Moving Houses and Plowing Potatoes
I was delivered on April 24, 1943 in a farmhouse on the property which is now owned and lived on by my older brother George. I lived in that house from 1943 to 1945, when we swapped houses with my Grandfather John Kana, who at that time lived in the house that my brother, John, lives in today.
I seem to have a photographic memory and can recall early times in my life. One example is that I vividly recall us moving from one house to the other. I was only two years old, but I can see people throwing stuff onto our horse-drawn wagon. I was sitting on the seat of the wagon and as we moved across the pasture, I recall seeing the tank or pond as we traveled across the tank dam. The tank has been enlarged twice since then, as it was just a mud hole with grapevines grown on some trees near it. My mother just couldn’t believe I could remember that far back; but, after hearing the details I gave her, she figured it was true.

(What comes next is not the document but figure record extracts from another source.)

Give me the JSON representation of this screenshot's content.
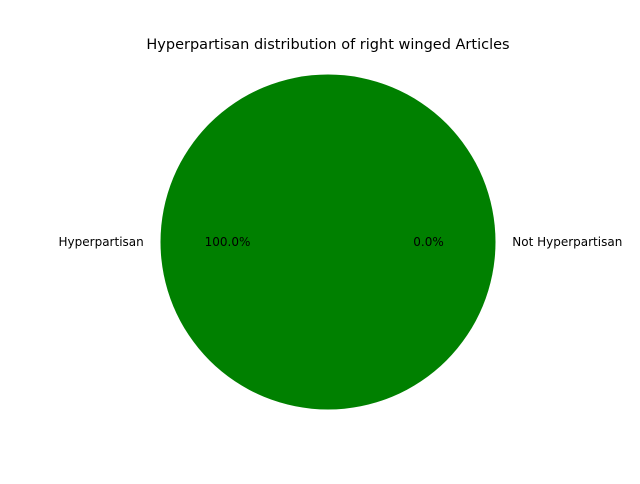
{
  "chart_data": {
    "type": "pie",
    "title": "Hyperpartisan distribution of right winged Articles",
    "slices": [
      {
        "label": "Hyperpartisan",
        "value": 100.0,
        "pct_label": "100.0%",
        "color": "#008000"
      },
      {
        "label": "Not Hyperpartisan",
        "value": 0.0,
        "pct_label": "0.0%",
        "color": "#ff0000"
      }
    ]
  }
}
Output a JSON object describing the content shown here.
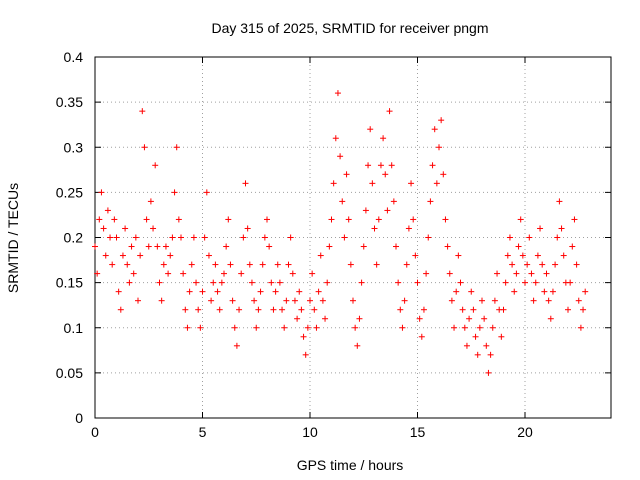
{
  "chart_data": {
    "type": "scatter",
    "title": "Day 315 of 2025, SRMTID for receiver pngm",
    "xlabel": "GPS time / hours",
    "ylabel": "SRMTID / TECUs",
    "xlim": [
      0,
      24
    ],
    "ylim": [
      0,
      0.4
    ],
    "xticks": [
      0,
      5,
      10,
      15,
      20
    ],
    "xtick_labels": [
      "0",
      "5",
      "10",
      "15",
      "20"
    ],
    "yticks": [
      0,
      0.05,
      0.1,
      0.15,
      0.2,
      0.25,
      0.3,
      0.35,
      0.4
    ],
    "ytick_labels": [
      "0",
      "0.05",
      "0.1",
      "0.15",
      "0.2",
      "0.25",
      "0.3",
      "0.35",
      "0.4"
    ],
    "grid": true,
    "marker": "plus",
    "color": "#ff0000",
    "series": [
      {
        "name": "SRMTID",
        "points": [
          [
            0.0,
            0.19
          ],
          [
            0.1,
            0.16
          ],
          [
            0.2,
            0.22
          ],
          [
            0.3,
            0.25
          ],
          [
            0.4,
            0.21
          ],
          [
            0.5,
            0.18
          ],
          [
            0.6,
            0.23
          ],
          [
            0.7,
            0.2
          ],
          [
            0.8,
            0.17
          ],
          [
            0.9,
            0.22
          ],
          [
            1.0,
            0.2
          ],
          [
            1.1,
            0.14
          ],
          [
            1.2,
            0.12
          ],
          [
            1.3,
            0.18
          ],
          [
            1.4,
            0.21
          ],
          [
            1.5,
            0.17
          ],
          [
            1.6,
            0.15
          ],
          [
            1.7,
            0.19
          ],
          [
            1.8,
            0.16
          ],
          [
            1.9,
            0.2
          ],
          [
            2.0,
            0.13
          ],
          [
            2.1,
            0.18
          ],
          [
            2.2,
            0.34
          ],
          [
            2.3,
            0.3
          ],
          [
            2.4,
            0.22
          ],
          [
            2.5,
            0.19
          ],
          [
            2.6,
            0.24
          ],
          [
            2.7,
            0.21
          ],
          [
            2.8,
            0.28
          ],
          [
            2.9,
            0.19
          ],
          [
            3.0,
            0.15
          ],
          [
            3.1,
            0.13
          ],
          [
            3.2,
            0.17
          ],
          [
            3.3,
            0.19
          ],
          [
            3.4,
            0.16
          ],
          [
            3.5,
            0.18
          ],
          [
            3.6,
            0.2
          ],
          [
            3.7,
            0.25
          ],
          [
            3.8,
            0.3
          ],
          [
            3.9,
            0.22
          ],
          [
            4.0,
            0.2
          ],
          [
            4.1,
            0.16
          ],
          [
            4.2,
            0.12
          ],
          [
            4.3,
            0.1
          ],
          [
            4.4,
            0.14
          ],
          [
            4.5,
            0.17
          ],
          [
            4.6,
            0.2
          ],
          [
            4.7,
            0.15
          ],
          [
            4.8,
            0.12
          ],
          [
            4.9,
            0.1
          ],
          [
            5.0,
            0.14
          ],
          [
            5.1,
            0.2
          ],
          [
            5.2,
            0.25
          ],
          [
            5.3,
            0.18
          ],
          [
            5.4,
            0.13
          ],
          [
            5.5,
            0.15
          ],
          [
            5.6,
            0.17
          ],
          [
            5.7,
            0.14
          ],
          [
            5.8,
            0.12
          ],
          [
            5.9,
            0.15
          ],
          [
            6.0,
            0.16
          ],
          [
            6.1,
            0.19
          ],
          [
            6.2,
            0.22
          ],
          [
            6.3,
            0.17
          ],
          [
            6.4,
            0.13
          ],
          [
            6.5,
            0.1
          ],
          [
            6.6,
            0.08
          ],
          [
            6.7,
            0.12
          ],
          [
            6.8,
            0.16
          ],
          [
            6.9,
            0.2
          ],
          [
            7.0,
            0.26
          ],
          [
            7.1,
            0.21
          ],
          [
            7.2,
            0.17
          ],
          [
            7.3,
            0.15
          ],
          [
            7.4,
            0.13
          ],
          [
            7.5,
            0.1
          ],
          [
            7.6,
            0.12
          ],
          [
            7.7,
            0.14
          ],
          [
            7.8,
            0.17
          ],
          [
            7.9,
            0.2
          ],
          [
            8.0,
            0.22
          ],
          [
            8.1,
            0.19
          ],
          [
            8.2,
            0.15
          ],
          [
            8.3,
            0.12
          ],
          [
            8.4,
            0.14
          ],
          [
            8.5,
            0.17
          ],
          [
            8.6,
            0.15
          ],
          [
            8.7,
            0.12
          ],
          [
            8.8,
            0.1
          ],
          [
            8.9,
            0.13
          ],
          [
            9.0,
            0.17
          ],
          [
            9.1,
            0.2
          ],
          [
            9.2,
            0.16
          ],
          [
            9.3,
            0.13
          ],
          [
            9.4,
            0.11
          ],
          [
            9.5,
            0.14
          ],
          [
            9.6,
            0.12
          ],
          [
            9.7,
            0.09
          ],
          [
            9.8,
            0.07
          ],
          [
            9.9,
            0.1
          ],
          [
            10.0,
            0.13
          ],
          [
            10.1,
            0.16
          ],
          [
            10.2,
            0.12
          ],
          [
            10.3,
            0.1
          ],
          [
            10.4,
            0.14
          ],
          [
            10.5,
            0.18
          ],
          [
            10.6,
            0.13
          ],
          [
            10.7,
            0.11
          ],
          [
            10.8,
            0.15
          ],
          [
            10.9,
            0.19
          ],
          [
            11.0,
            0.22
          ],
          [
            11.1,
            0.26
          ],
          [
            11.2,
            0.31
          ],
          [
            11.3,
            0.36
          ],
          [
            11.4,
            0.29
          ],
          [
            11.5,
            0.24
          ],
          [
            11.6,
            0.2
          ],
          [
            11.7,
            0.27
          ],
          [
            11.8,
            0.22
          ],
          [
            11.9,
            0.17
          ],
          [
            12.0,
            0.13
          ],
          [
            12.1,
            0.1
          ],
          [
            12.2,
            0.08
          ],
          [
            12.3,
            0.11
          ],
          [
            12.4,
            0.15
          ],
          [
            12.5,
            0.19
          ],
          [
            12.6,
            0.23
          ],
          [
            12.7,
            0.28
          ],
          [
            12.8,
            0.32
          ],
          [
            12.9,
            0.26
          ],
          [
            13.0,
            0.21
          ],
          [
            13.1,
            0.17
          ],
          [
            13.2,
            0.22
          ],
          [
            13.3,
            0.28
          ],
          [
            13.4,
            0.31
          ],
          [
            13.5,
            0.27
          ],
          [
            13.6,
            0.23
          ],
          [
            13.7,
            0.34
          ],
          [
            13.8,
            0.28
          ],
          [
            13.9,
            0.24
          ],
          [
            14.0,
            0.19
          ],
          [
            14.1,
            0.15
          ],
          [
            14.2,
            0.12
          ],
          [
            14.3,
            0.1
          ],
          [
            14.4,
            0.13
          ],
          [
            14.5,
            0.17
          ],
          [
            14.6,
            0.21
          ],
          [
            14.7,
            0.26
          ],
          [
            14.8,
            0.22
          ],
          [
            14.9,
            0.18
          ],
          [
            15.0,
            0.15
          ],
          [
            15.1,
            0.11
          ],
          [
            15.2,
            0.09
          ],
          [
            15.3,
            0.12
          ],
          [
            15.4,
            0.16
          ],
          [
            15.5,
            0.2
          ],
          [
            15.6,
            0.24
          ],
          [
            15.7,
            0.28
          ],
          [
            15.8,
            0.32
          ],
          [
            15.9,
            0.26
          ],
          [
            16.0,
            0.3
          ],
          [
            16.1,
            0.33
          ],
          [
            16.2,
            0.27
          ],
          [
            16.3,
            0.22
          ],
          [
            16.4,
            0.19
          ],
          [
            16.5,
            0.16
          ],
          [
            16.6,
            0.13
          ],
          [
            16.7,
            0.1
          ],
          [
            16.8,
            0.14
          ],
          [
            16.9,
            0.18
          ],
          [
            17.0,
            0.15
          ],
          [
            17.1,
            0.12
          ],
          [
            17.2,
            0.1
          ],
          [
            17.3,
            0.08
          ],
          [
            17.4,
            0.11
          ],
          [
            17.5,
            0.14
          ],
          [
            17.6,
            0.12
          ],
          [
            17.7,
            0.09
          ],
          [
            17.8,
            0.07
          ],
          [
            17.9,
            0.1
          ],
          [
            18.0,
            0.13
          ],
          [
            18.1,
            0.11
          ],
          [
            18.2,
            0.08
          ],
          [
            18.3,
            0.05
          ],
          [
            18.4,
            0.07
          ],
          [
            18.5,
            0.1
          ],
          [
            18.6,
            0.13
          ],
          [
            18.7,
            0.16
          ],
          [
            18.8,
            0.12
          ],
          [
            18.9,
            0.09
          ],
          [
            19.0,
            0.12
          ],
          [
            19.1,
            0.15
          ],
          [
            19.2,
            0.18
          ],
          [
            19.3,
            0.2
          ],
          [
            19.4,
            0.17
          ],
          [
            19.5,
            0.14
          ],
          [
            19.6,
            0.16
          ],
          [
            19.7,
            0.19
          ],
          [
            19.8,
            0.22
          ],
          [
            19.9,
            0.18
          ],
          [
            20.0,
            0.15
          ],
          [
            20.1,
            0.17
          ],
          [
            20.2,
            0.2
          ],
          [
            20.3,
            0.16
          ],
          [
            20.4,
            0.13
          ],
          [
            20.5,
            0.15
          ],
          [
            20.6,
            0.18
          ],
          [
            20.7,
            0.21
          ],
          [
            20.8,
            0.17
          ],
          [
            20.9,
            0.14
          ],
          [
            21.0,
            0.16
          ],
          [
            21.1,
            0.13
          ],
          [
            21.2,
            0.11
          ],
          [
            21.3,
            0.14
          ],
          [
            21.4,
            0.17
          ],
          [
            21.5,
            0.2
          ],
          [
            21.6,
            0.24
          ],
          [
            21.7,
            0.21
          ],
          [
            21.8,
            0.18
          ],
          [
            21.9,
            0.15
          ],
          [
            22.0,
            0.12
          ],
          [
            22.1,
            0.15
          ],
          [
            22.2,
            0.19
          ],
          [
            22.3,
            0.22
          ],
          [
            22.4,
            0.17
          ],
          [
            22.5,
            0.13
          ],
          [
            22.6,
            0.1
          ],
          [
            22.7,
            0.12
          ],
          [
            22.8,
            0.14
          ]
        ]
      }
    ]
  }
}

Our neighbors, Dickie and Bobby Adams, had an adjoining farm east of my home place and they bought and moved the house I was born in across Munke Road, where it still stands today. My brother, George, moved another house onto the Kana property and lives there to this day.
After my grandfather John Kana’s house was moved in about 1959, that spot stayed vacant, except for the shops and cow shed. It belonged to my dad at that time, so all he did on the property was to have a large garden, where we grew our potatoes. It was quite a large potato patch; and, when it came time to harvest them, it took just about all day.
My dad would plow the potatoes out one row at a time with a pair of mules and a sweep stalk (a kind of plow you had to hold onto two wooden handles). Since he had to hold it with both hands, he would loop the reins to control the mules with around his waist. When the mules came to the end of the row, he would drop the plow handles, letting the plow just roll over and drag along, as he grabbed the reins and guided the mules to another row.
Well, it just so happened that one day, as he entered the garden, he left the gate open; and, I guess when the mules saw the open gate, they decided it was time to go back home and they bolted. Since Daddy had no control over them at that time, hollering “Whoa, whoa!” didn’t stop them and they ran full speed toward home. In the process, the plow broke loose and Dad was thrown to the ground with the reins still around his waist. He was dragged this way for about two hundred feet until he finally dislodged himself from the reins. When the mules came to a stop at the home gate leading to their stall, they just patiently stood there. You can well imagine what my fuming Dad did when he caught up with them. For starters – I think he called them every name in the book!
PS: This pair of mules were both female! I never found out just what possessed Dad to call them “Ginney and Mike”!